Лауреат премии имени А. Дельвига и премии журнала "Нева".


ТРИ ЗНАЧКА


О том, что жизнь прошла, не успев начаться, понимаешь внезапно. И эта мысль ошпаривает, как первый глоток неразведенного спирта, как первая бомба, взорвавшаяся неподалеку от тебя, как первая баба, которая сказала тебе: "А пошел ты, козел...".
Сорокадевятилетний бизнесмен Сергей Кротов (для близких Крот) ехал по Ленинградке к себе домой, в достаточно большие четырехкомнатные апартаменты на станции "Аэропорт"; за рулем просторной "Тойоты Камри" был его постоянный водитель, даргинец Арсен, который работал с ним почти десять лет.
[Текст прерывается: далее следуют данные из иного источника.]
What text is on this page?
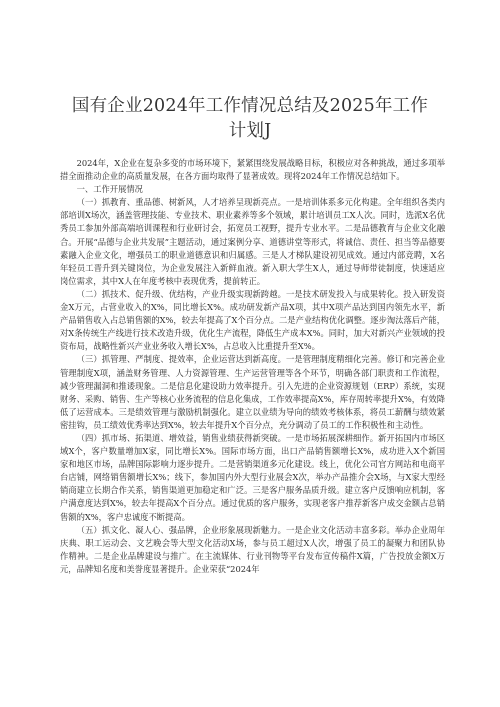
国有企业2024年工作情况总结及2025年工作
计划J

2024年，X企业在复杂多变的市场环境下，紧紧围绕发展战略目标，积极应对各种挑战，通过多项举措全面推动企业的高质量发展，在各方面均取得了显著成效。现将2024年工作情况总结如下。

一、工作开展情况

（一）抓教育、重品德、树新风，人才培养呈现新亮点。一是培训体系多元化构建。全年组织各类内部培训X场次，涵盖管理技能、专业技术、职业素养等多个领域，累计培训员工X人次。同时，选派X名优秀员工参加外部高端培训课程和行业研讨会，拓宽员工视野，提升专业水平。二是品德教育与企业文化融合。开展“品德与企业共发展”主题活动，通过案例分享、道德讲堂等形式，将诚信、责任、担当等品德要素融入企业文化，增强员工的职业道德意识和归属感。三是人才梯队建设初见成效。通过内部竞聘，X名年轻员工晋升到关键岗位，为企业发展注入新鲜血液。新入职大学生X人，通过导师带徒制度，快速适应岗位需求，其中X人在年度考核中表现优秀，提前转正。

（二）抓技术、促升级、优结构，产业升级实现新跨越。一是技术研发投入与成果转化。投入研发资金X万元，占营业收入的X%，同比增长X%。成功研发新产品X项，其中X项产品达到国内领先水平，新产品销售收入占总销售额的X%，较去年提高了X个百分点。二是产业结构优化调整。逐步淘汰落后产能，对X条传统生产线进行技术改造升级，优化生产流程，降低生产成本X%。同时，加大对新兴产业领域的投资布局，战略性新兴产业业务收入增长X%，占总收入比重提升至X%。

（三）抓管理、严制度、提效率，企业运营达到新高度。一是管理制度精细化完善。修订和完善企业管理制度X项，涵盖财务管理、人力资源管理、生产运营管理等各个环节，明确各部门职责和工作流程，减少管理漏洞和推诿现象。二是信息化建设助力效率提升。引入先进的企业资源规划（ERP）系统，实现财务、采购、销售、生产等核心业务流程的信息化集成，工作效率提高X%，库存周转率提升X%，有效降低了运营成本。三是绩效管理与激励机制强化。建立以业绩为导向的绩效考核体系，将员工薪酬与绩效紧密挂钩，员工绩效优秀率达到X%，较去年提升X个百分点，充分调动了员工的工作积极性和主动性。

（四）抓市场、拓渠道、增效益，销售业绩获得新突破。一是市场拓展深耕细作。新开拓国内市场区域X个，客户数量增加X家，同比增长X%。国际市场方面，出口产品销售额增长X%，成功进入X个新国家和地区市场，品牌国际影响力逐步提升。二是营销渠道多元化建设。线上，优化公司官方网站和电商平台店铺，网络销售额增长X%；线下，参加国内外大型行业展会X次，举办产品推介会X场，与X家大型经销商建立长期合作关系，销售渠道更加稳定和广泛。三是客户服务品质升级。建立客户反馈响应机制，客户满意度达到X%，较去年提高X个百分点。通过优质的客户服务，实现老客户推荐新客户成交金额占总销售额的X%，客户忠诚度不断提高。

（五）抓文化、凝人心、强品牌，企业形象展现新魅力。一是企业文化活动丰富多彩。举办企业周年庆典、职工运动会、文艺晚会等大型文化活动X场，参与员工超过X人次，增强了员工的凝聚力和团队协作精神。二是企业品牌建设与推广。在主流媒体、行业刊物等平台发布宣传稿件X篇，广告投放金额X万元，品牌知名度和美誉度显著提升。企业荣获“2024年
Арсен слушал непритязательное "Радио Дача", а Кротов просто молчал. Говорить ему не хотелось. Ни с водителем, ни с кем другим. В принципе, он хорошо знал, что ему могли сказать его шофер, другие сотрудники, жена и дочь, клиенты. Они говорили всегда одно и то же. Арсен, как правило, рассказывал футбольные (околофутбольные) новости; он, дагестанец, точнее, даргинец по национальности, болел за "Анжи" и всегда изумлялся большим зарплатам футболистов; жена (обычно довольно тонко, надо признать, и ненавязчиво!) просила денег; двадцатипятилетняя дочь (она жила с мужем отдельно) хотела новую квартиру; сотрудники намекали на добавку в жалованье; клиенты требовали скидок. В общем, все сводилось к одному — к финансам. В двадцать первом веке жизнь в Москве предельно упростилась, отношения развивались строго по экономическим законам.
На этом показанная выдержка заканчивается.